De Jean Barois à Maumort, en tout cas, en passant par Les Thibault, l'œuvre révèle les problèmes qui ont hanté le romancier. Le problème de la mort, celui du sens de la vie personnelle, surgit du refus même de la croyance religieuse. Si Martin du Gard, comme Antoine Thibault, déclare souvent manquer de toute sensibilité religieuse, c'est dans ce vide (dont il ne cesse de s'inquiéter) que son interrogation prend forme et s'exaspère. Jean Barois, roman du conflit entre la science et la foi, est dédié à un prêtre. Le dialogue entre Antoine et l'abbé Vécard occupe tout un chapitre de La Mort du père. Puisque la croyance religieuse est hors de portée, l'absurde de la vie se révèle sous la lumière de la mort. Les scènes de souffrance, d'agonie – de celle de Jean Barois à celle d'Antoine le médecin, qui en tient lui-même le journal minutieux (et le colonel de Maumort écrit lui aussi dans l'attente de sa fin) – sont la trame même d'une œuvre où, bien qu'apparemment amenées par la logique extérieure des événements, elles rappellent d'un bout à l'autre l'obsession secrète du romancier.

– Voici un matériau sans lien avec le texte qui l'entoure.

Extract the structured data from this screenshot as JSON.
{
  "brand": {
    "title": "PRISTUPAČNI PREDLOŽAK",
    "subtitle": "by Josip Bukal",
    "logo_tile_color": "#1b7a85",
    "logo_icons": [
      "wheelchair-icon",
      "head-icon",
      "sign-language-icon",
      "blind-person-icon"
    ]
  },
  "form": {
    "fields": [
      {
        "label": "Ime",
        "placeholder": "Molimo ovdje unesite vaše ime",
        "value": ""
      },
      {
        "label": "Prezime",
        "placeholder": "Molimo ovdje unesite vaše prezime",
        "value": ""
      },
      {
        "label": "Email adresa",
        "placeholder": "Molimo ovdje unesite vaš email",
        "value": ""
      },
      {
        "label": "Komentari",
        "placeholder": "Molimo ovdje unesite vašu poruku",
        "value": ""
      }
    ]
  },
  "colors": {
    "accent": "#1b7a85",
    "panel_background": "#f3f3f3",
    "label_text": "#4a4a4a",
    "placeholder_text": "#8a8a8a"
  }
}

Du vertige de l'à quoi bon, profondément éprouvé, chacun se défend pourtant par le sentiment d'une sorte de devoir. L'individu ne peut se sauver qu'en servant autrui, et Antoine, le sage, requis par sa tâche quotidienne et prenant en charge l'enfant de son frère, est plus près de la solution que Jacques le héros, dont le sacrifice est finalement inutile, parce que venu d'une solitude révoltée. Mais si le sens subjectif de la vie est dans la solidarité, il faut, pour qu'il soit fondé objectivement, que l'humanité ait un avenir. Autrement dit, Dieu ne peut être remplacé que par l'histoire. Antoine et Jacques meurent tous deux face à la guerre de 1914, qui met en cause la morale, l'humanisme auxquels ils ont cru.

Et quand Martin du Gard s'interroge sur ce qui reste d'une existence, et sur ce qui peut en faire la valeur, par le truchement du colonel de Maumort, une autre guerre est là, plus inquiétante encore. On comprend alors que ce devoir qui a fait reculer l'absurde s'est appelé pour lui un devoir d'écrivain, et qu'il prenne une conscience aiguë – que l'on peut bien dire contemporaine – des menaces que l'histoire fait peser sur tous les choix dans lesquels le devoir humain peut s'engager, du choix fait par l'auteur pour ses personnages à celui qu'il a fait pour son propre compte.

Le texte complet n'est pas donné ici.